The Village Voice Returns, and It’s ‘Very Village Voice-y’

Its first print incarnation since 2017 includes an article on New York’s mayoral race, and another that revives the paper’s tradition of shaming landlords.


By Katie Robertson

New Yorkers may have noticed something strange in the last few days: copies of The Village Voice, fresh off the press and still free, on newsstands and in street boxes.

“It all makes sense,” said the longtime Voice columnist Michael Musto, who has a byline in the return issue. “New York is back, The Voice is back, I’m back.”

The new issue, which came out on Saturday, is the first print incarnation of the storied independent publication since August 2017, when its previous owner, Peter D. Barbey, took it digital-only a year before shutting it down. Brian Calle, the publisher of LA Weekly, bought The Voice in December and revived its dormant website in January.

“For us, putting a print issue out was a stake in the ground,” Mr. Calle said. “It really makes the relaunch of The Village Voice real in a way it wasn’t before.”

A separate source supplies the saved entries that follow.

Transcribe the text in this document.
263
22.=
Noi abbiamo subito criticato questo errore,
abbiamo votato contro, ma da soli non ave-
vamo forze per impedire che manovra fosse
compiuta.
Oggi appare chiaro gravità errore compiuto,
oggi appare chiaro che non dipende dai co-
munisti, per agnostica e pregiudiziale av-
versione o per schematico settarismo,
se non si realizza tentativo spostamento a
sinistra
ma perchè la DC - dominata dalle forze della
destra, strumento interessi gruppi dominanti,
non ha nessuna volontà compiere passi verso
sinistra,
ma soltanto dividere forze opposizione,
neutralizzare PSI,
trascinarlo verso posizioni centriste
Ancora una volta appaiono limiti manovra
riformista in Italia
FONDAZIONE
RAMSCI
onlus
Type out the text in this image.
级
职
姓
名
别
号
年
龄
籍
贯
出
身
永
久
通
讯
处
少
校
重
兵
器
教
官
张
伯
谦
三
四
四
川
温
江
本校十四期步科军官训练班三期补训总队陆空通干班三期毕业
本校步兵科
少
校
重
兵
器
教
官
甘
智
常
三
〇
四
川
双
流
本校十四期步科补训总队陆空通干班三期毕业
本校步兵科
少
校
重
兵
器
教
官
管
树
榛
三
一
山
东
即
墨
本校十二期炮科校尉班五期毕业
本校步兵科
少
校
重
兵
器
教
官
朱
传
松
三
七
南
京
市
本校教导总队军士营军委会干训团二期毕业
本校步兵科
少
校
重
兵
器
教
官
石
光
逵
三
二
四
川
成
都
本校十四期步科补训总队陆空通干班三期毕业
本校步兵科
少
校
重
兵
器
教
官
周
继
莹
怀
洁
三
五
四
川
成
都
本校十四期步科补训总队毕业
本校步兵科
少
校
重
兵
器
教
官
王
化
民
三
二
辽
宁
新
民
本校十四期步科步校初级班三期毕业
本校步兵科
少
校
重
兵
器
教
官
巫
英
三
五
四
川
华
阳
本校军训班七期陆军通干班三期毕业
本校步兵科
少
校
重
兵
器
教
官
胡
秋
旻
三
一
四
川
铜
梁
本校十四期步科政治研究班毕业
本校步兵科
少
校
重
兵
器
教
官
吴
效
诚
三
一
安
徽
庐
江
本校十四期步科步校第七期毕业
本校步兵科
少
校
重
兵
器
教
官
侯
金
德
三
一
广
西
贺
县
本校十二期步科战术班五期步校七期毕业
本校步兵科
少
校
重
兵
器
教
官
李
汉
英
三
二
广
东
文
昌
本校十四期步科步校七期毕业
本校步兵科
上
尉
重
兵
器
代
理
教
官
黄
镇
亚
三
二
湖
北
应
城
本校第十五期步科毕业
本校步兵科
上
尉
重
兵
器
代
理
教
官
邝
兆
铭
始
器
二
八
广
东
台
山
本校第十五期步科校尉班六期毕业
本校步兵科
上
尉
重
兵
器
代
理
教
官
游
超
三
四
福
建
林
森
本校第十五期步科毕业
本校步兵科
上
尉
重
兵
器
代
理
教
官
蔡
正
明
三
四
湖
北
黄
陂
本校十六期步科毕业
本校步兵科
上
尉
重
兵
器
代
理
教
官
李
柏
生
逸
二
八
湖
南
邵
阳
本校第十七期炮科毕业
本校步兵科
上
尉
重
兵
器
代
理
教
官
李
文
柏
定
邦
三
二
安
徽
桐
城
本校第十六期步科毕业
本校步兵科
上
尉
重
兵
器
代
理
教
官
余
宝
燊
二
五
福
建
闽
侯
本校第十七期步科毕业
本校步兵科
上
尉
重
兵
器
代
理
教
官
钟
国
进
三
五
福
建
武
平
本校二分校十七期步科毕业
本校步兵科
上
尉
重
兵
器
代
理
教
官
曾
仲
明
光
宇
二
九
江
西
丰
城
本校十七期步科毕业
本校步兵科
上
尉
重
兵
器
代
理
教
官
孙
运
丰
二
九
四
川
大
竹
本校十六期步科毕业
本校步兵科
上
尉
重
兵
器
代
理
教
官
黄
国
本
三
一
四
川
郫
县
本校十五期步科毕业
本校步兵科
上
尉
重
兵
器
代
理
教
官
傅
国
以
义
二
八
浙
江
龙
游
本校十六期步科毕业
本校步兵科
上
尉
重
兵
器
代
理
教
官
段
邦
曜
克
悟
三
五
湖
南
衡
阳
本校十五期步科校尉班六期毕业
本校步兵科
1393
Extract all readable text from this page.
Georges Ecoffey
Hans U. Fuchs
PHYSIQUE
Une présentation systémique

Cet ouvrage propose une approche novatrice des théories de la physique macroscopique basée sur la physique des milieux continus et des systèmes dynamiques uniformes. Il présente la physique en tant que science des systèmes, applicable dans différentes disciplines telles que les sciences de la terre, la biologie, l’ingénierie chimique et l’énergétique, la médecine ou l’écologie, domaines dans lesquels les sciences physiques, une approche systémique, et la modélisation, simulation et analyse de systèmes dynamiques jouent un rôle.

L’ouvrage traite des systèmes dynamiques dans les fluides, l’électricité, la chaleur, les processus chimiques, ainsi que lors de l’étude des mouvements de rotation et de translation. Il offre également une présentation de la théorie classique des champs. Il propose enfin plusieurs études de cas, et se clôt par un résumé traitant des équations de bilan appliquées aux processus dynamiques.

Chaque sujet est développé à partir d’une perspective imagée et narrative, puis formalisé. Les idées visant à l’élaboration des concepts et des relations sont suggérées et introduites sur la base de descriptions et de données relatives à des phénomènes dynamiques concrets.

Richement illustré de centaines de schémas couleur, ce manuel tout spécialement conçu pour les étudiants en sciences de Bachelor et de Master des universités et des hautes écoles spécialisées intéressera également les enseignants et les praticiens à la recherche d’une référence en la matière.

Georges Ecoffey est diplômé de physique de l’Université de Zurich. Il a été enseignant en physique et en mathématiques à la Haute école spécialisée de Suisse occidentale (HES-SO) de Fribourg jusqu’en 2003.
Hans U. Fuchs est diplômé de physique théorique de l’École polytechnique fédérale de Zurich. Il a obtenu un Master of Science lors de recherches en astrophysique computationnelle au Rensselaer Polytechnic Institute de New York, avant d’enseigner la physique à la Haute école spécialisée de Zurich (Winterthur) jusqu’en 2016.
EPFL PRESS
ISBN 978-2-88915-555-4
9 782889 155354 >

He plans to publish a print issue about four times a year, he added, meaning that a famed alt-weekly is now an alt-quarterly. The end goal is to publish monthly.

The comeback issue includes an article by the former Voice reporter Ross Barkan on the New York mayoral race, and one by Eileen Markey that revives the paper’s tradition of shaming the city’s landlords.

Mr. Musto wrote on his Oscar predictions. It’s his second return to The Voice. He was laid off in 2013, brought back in 2015 and sent packing once more, along with his colleagues, at the time of the 2018 shutdown.

Mr. Calle said he had not appointed an editor in chief, but was having conversations with people as he rebuilt the newsroom. R.C. Baker, a longtime Voice writer, has taken the role of senior editor.

After The New York Times reported the sale of The Voice last year, some journalists expressed concerns about Mr. Calle as the proprietor of the downtown paper, which was founded in 1955 by Dan Wolf, Edwin Fancher and Norman Mailer. Mr. Calle was previously an opinion editor at The Orange County Register in California and a vice president of the Claremont Institute, a conservative think tank, and his tenure at LA Weekly has been marked by boycotts led by former writers for the publication and a lawsuit filed by an investor.

Mr. Musto said Mr. Calle was a fan of the paper’s old spirit. “He wants The Village Voice in all of its old, spunky, lefty history,” he said. “The new issue, to me, looks very Village Voice-y.”

Mr. Calle said anyone concerned about the latest iteration should read it and “judge for themselves.”